Preventing heart disease requires lifestyle change

Heart disease was the topic of a talk presented at the Senior Expo on Tuesday.

Dr. Jeffrey Michel, interim chief cardiology division Baylor Scott & White Temple division, talked about what is known about heart disease and what is not known. What can be done about heart disease and the things people believe will prevent heart disease, but don’t.

Much research has been done on heart disease over the past 100 years.

“There’s still probably more about the disease that we don’t know than what we do,” Michel said.

Heart disease affects 800,000 people in the United States each year.

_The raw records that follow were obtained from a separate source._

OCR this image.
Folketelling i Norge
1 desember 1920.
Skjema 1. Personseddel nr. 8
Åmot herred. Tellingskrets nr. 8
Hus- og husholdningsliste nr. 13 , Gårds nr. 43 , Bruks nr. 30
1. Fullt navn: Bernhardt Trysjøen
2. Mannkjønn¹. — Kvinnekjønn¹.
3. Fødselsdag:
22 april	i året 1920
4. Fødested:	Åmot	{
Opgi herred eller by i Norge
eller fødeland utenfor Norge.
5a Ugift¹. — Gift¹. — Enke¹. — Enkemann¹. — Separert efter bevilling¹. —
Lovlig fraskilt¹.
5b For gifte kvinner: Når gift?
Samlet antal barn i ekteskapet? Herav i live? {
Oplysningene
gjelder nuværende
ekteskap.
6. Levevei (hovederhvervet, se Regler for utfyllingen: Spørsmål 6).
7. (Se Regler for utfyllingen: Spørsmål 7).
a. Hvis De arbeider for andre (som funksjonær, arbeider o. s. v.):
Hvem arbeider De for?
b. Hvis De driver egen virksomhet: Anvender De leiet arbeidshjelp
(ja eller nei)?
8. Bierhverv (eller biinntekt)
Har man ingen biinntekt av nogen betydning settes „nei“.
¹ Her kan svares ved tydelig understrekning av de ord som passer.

Sixteen million people in the U.S. have heart disease; 8 million have had a heart attack and 7 million have had a stroke.

“We consider stroke-heart disease because a lot of strokes are caused by blood clots forming in the heart and the same plaque buildup in the arteries of the heart are occurring in the arteries to the brain.

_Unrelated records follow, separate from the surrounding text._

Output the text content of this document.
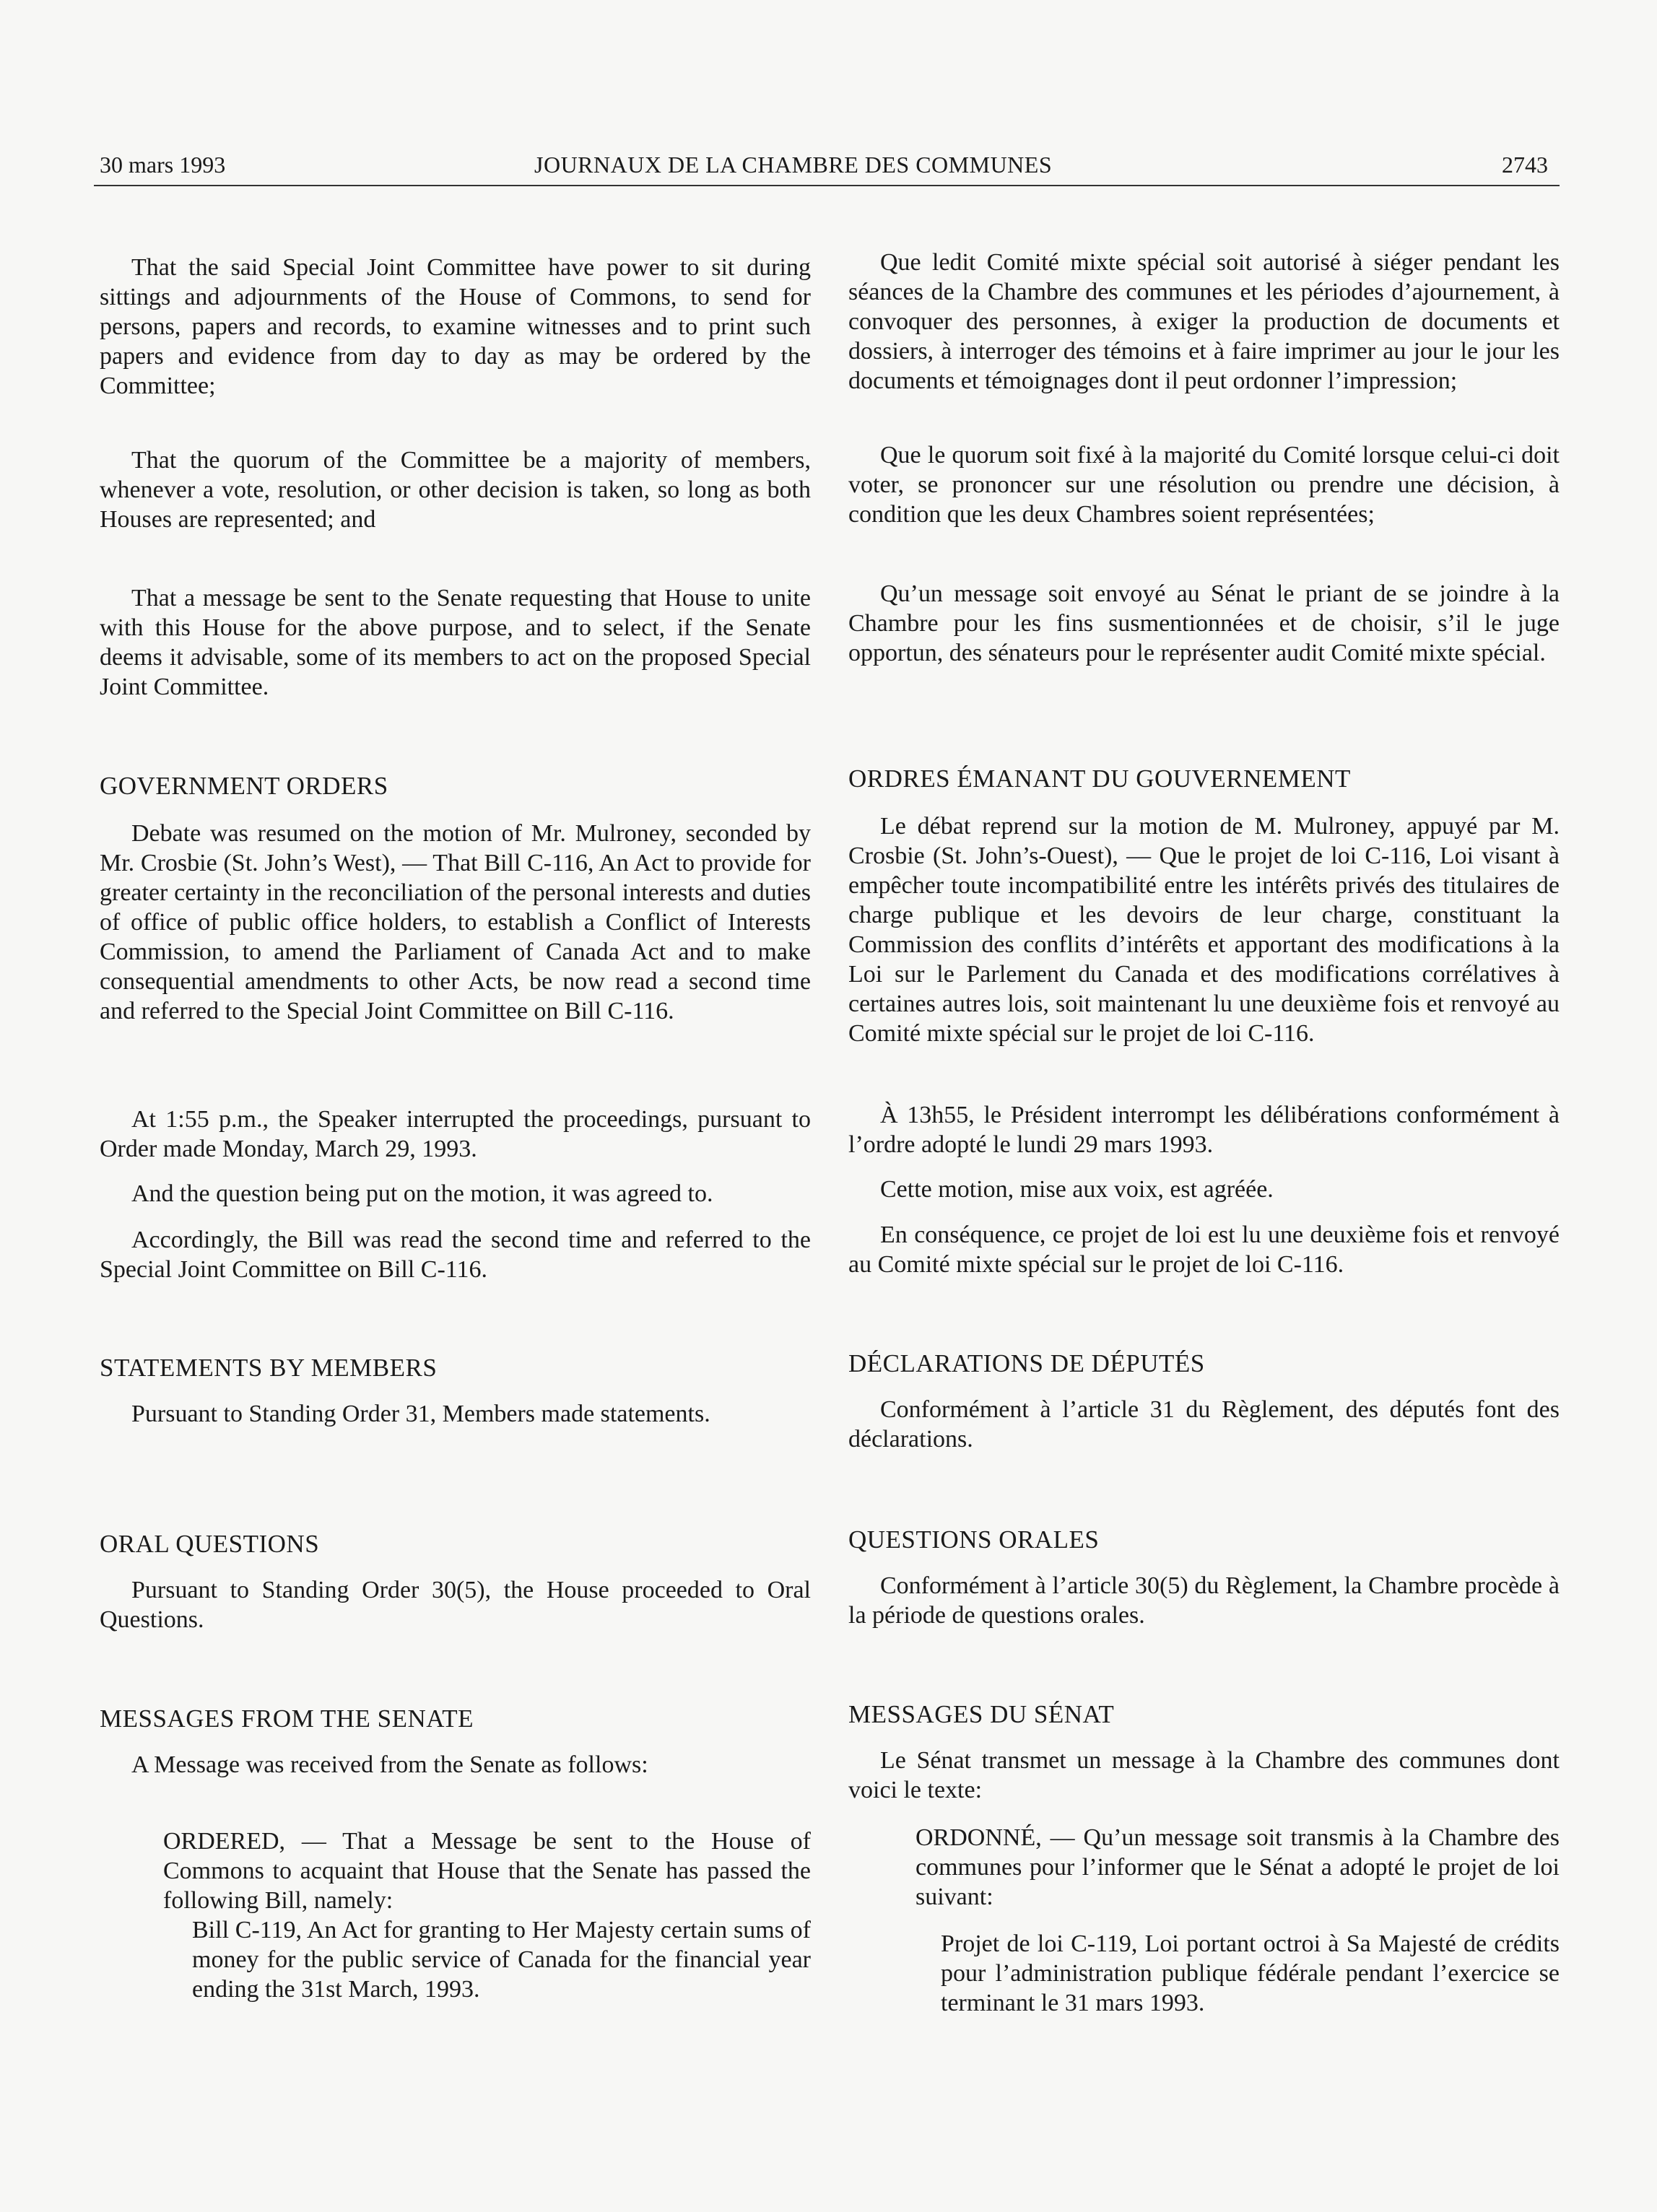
30 mars 1993	JOURNAUX DE LA CHAMBRE DES COMMUNES	2743
That the said Special Joint Committee have power to sit during sittings and adjournments of the House of Commons, to send for persons, papers and records, to examine witnesses and to print such papers and evidence from day to day as may be ordered by the Committee;
That the quorum of the Committee be a majority of members, whenever a vote, resolution, or other decision is taken, so long as both Houses are represented; and
That a message be sent to the Senate requesting that House to unite with this House for the above purpose, and to select, if the Senate deems it advisable, some of its members to act on the proposed Special Joint Committee.
GOVERNMENT ORDERS
Debate was resumed on the motion of Mr. Mulroney, seconded by Mr. Crosbie (St. John’s West), — That Bill C-116, An Act to provide for greater certainty in the reconciliation of the personal interests and duties of office of public office holders, to establish a Conflict of Interests Commission, to amend the Parliament of Canada Act and to make consequential amendments to other Acts, be now read a second time and referred to the Special Joint Committee on Bill C-116.
At 1:55 p.m., the Speaker interrupted the proceedings, pursuant to Order made Monday, March 29, 1993.
And the question being put on the motion, it was agreed to.
Accordingly, the Bill was read the second time and referred to the Special Joint Committee on Bill C-116.
STATEMENTS BY MEMBERS
Pursuant to Standing Order 31, Members made statements.
ORAL QUESTIONS
Pursuant to Standing Order 30(5), the House proceeded to Oral Questions.
MESSAGES FROM THE SENATE
A Message was received from the Senate as follows:
ORDERED, — That a Message be sent to the House of Commons to acquaint that House that the Senate has passed the following Bill, namely:
Bill C-119, An Act for granting to Her Majesty certain sums of money for the public service of Canada for the financial year ending the 31st March, 1993.
Que ledit Comité mixte spécial soit autorisé à siéger pendant les séances de la Chambre des communes et les périodes d’ajournement, à convoquer des personnes, à exiger la production de documents et dossiers, à interroger des témoins et à faire imprimer au jour le jour les documents et témoignages dont il peut ordonner l’impression;
Que le quorum soit fixé à la majorité du Comité lorsque celui-ci doit voter, se prononcer sur une résolution ou prendre une décision, à condition que les deux Chambres soient représentées;
Qu’un message soit envoyé au Sénat le priant de se joindre à la Chambre pour les fins susmentionnées et de choisir, s’il le juge opportun, des sénateurs pour le représenter audit Comité mixte spécial.
ORDRES ÉMANANT DU GOUVERNEMENT
Le débat reprend sur la motion de M. Mulroney, appuyé par M. Crosbie (St. John’s-Ouest), — Que le projet de loi C-116, Loi visant à empêcher toute incompatibilité entre les intérêts privés des titulaires de charge publique et les devoirs de leur charge, constituant la Commission des conflits d’intérêts et apportant des modifications à la Loi sur le Parlement du Canada et des modifications corrélatives à certaines autres lois, soit maintenant lu une deuxième fois et renvoyé au Comité mixte spécial sur le projet de loi C-116.
À 13h55, le Président interrompt les délibérations conformément à l’ordre adopté le lundi 29 mars 1993.
Cette motion, mise aux voix, est agréée.
En conséquence, ce projet de loi est lu une deuxième fois et renvoyé au Comité mixte spécial sur le projet de loi C-116.
DÉCLARATIONS DE DÉPUTÉS
Conformément à l’article 31 du Règlement, des députés font des déclarations.
QUESTIONS ORALES
Conformément à l’article 30(5) du Règlement, la Chambre procède à la période de questions orales.
MESSAGES DU SÉNAT
Le Sénat transmet un message à la Chambre des communes dont voici le texte:
ORDONNÉ, — Qu’un message soit transmis à la Chambre des communes pour l’informer que le Sénat a adopté le projet de loi suivant:
Projet de loi C-119, Loi portant octroi à Sa Majesté de crédits pour l’administration publique fédérale pendant l’exercice se terminant le 31 mars 1993.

Heart disease can be any number of things and Michel focused on plaque and coronary heart disease.

In the past, it’s been called hardening of the arteries and it wasn’t clear if plaque was an actual disease, he said.

In 1980, it was finally proved that the clots forming in the plaque were causing heart attacks and death.

There are a number of causes that lead to plaque, obesity, hypertension, diabetes, pollution, tobacco, genetics and more.

“It’s a very complicated disease,” Michel

There’s a myth that heart disease is a modern disease, and that’s not true.

Ahmose Meryet Amon, an Egyptian princess, lived 3,500 years ago, died in her 40s and a scan showed she had plaque in her arteries.

Another myth is that people who eat right and exercise won’t have heart attacks.

Autopsies on whales that have washed on beaches have shown some of those deaths are the result of heart attacks.

“The whale is a mammal, but it’s hard to make a case that the whale was lazy or didn’t eat a healthy diet,” Michel said.

There are things in life that can be controlled to reduce the risks.

However, there are also non modifiable risks — age, sex, race and genetics.

Age is a major factor, he said.

Women have fewer heart attacks, are older when they have heart attacks, but have poorer outcomes, compared to men.

Modifiable risk factors include smoking, diabetes, hypertension, high cholesterol and kidney failure.

Lifestyle is important and can lower your risk of heart disease with some modifications — better diet, more exercise.

Smoking is a big risk, but that risk drops significantly once ceased.

“Smokers live on average 14 years less than nonsmokers,” Michel said.

E-cigarettes are a way to deliver nicotine without the smoke, assuming the smoke is what is causing the problem.

“We have to be cautious, we don’t know yet if they are safer,” he said. “It’s unregulated. People buy the cartridges and don’t know what’s in them.”

The risk factors Michel sees in the clinic are high blood pressure, high cholesterol, untreated diabetes and kidney disease.

Lifestyle has a risk factors – exercise, diet, work, stress and socioeconomic.

Statin therapy is the most effective medication and reduces heart attacks by treating elevated cholesterol, it’s also the most vilified drug in recent times.

Statins can cause joint and muscle pain.

Lowering blood pressure is effective in reducing heart attacks. Controlling diabetes plays a role.

In India and China, the migration of the population from rural to urban has an effect. In villages the rate of diabetes is 2 percent, in cities the rate is 25 percent.

“This is happening in real time,” he said. “The change in lifestyle factors have an impact.”

How heart attacks are treated has changed. Bypass surgeries were the norm for years and are being replaced by stents.

Bypass provides a lower risk for about 10 years, but it doesn’t cure the disease.

Stents can treat the symptoms, but if the stents are used after the plaque has formed the disease process is ignored.

“I’m a big fan of statins,” Michel said. “I think they work so well is because they are probably anti inflammatory.”

People receiving chemotherapy do better if they are on statins, he said. People going into surgery and given statins are less likely to have a heart attack during surgery

Aspirin works well when taken during a heart attack. It’s not as effective in preventing heart attacks.

Boiling down all the information into a simple message, Michel recommends exercising 150 minutes a week, and paying attention to blood pressure and cholesterol numbers.

We’re getting fatter and the incidence of heart attacks is dropping.

“We can do better and we can individually reduce our risk significantly,” he said.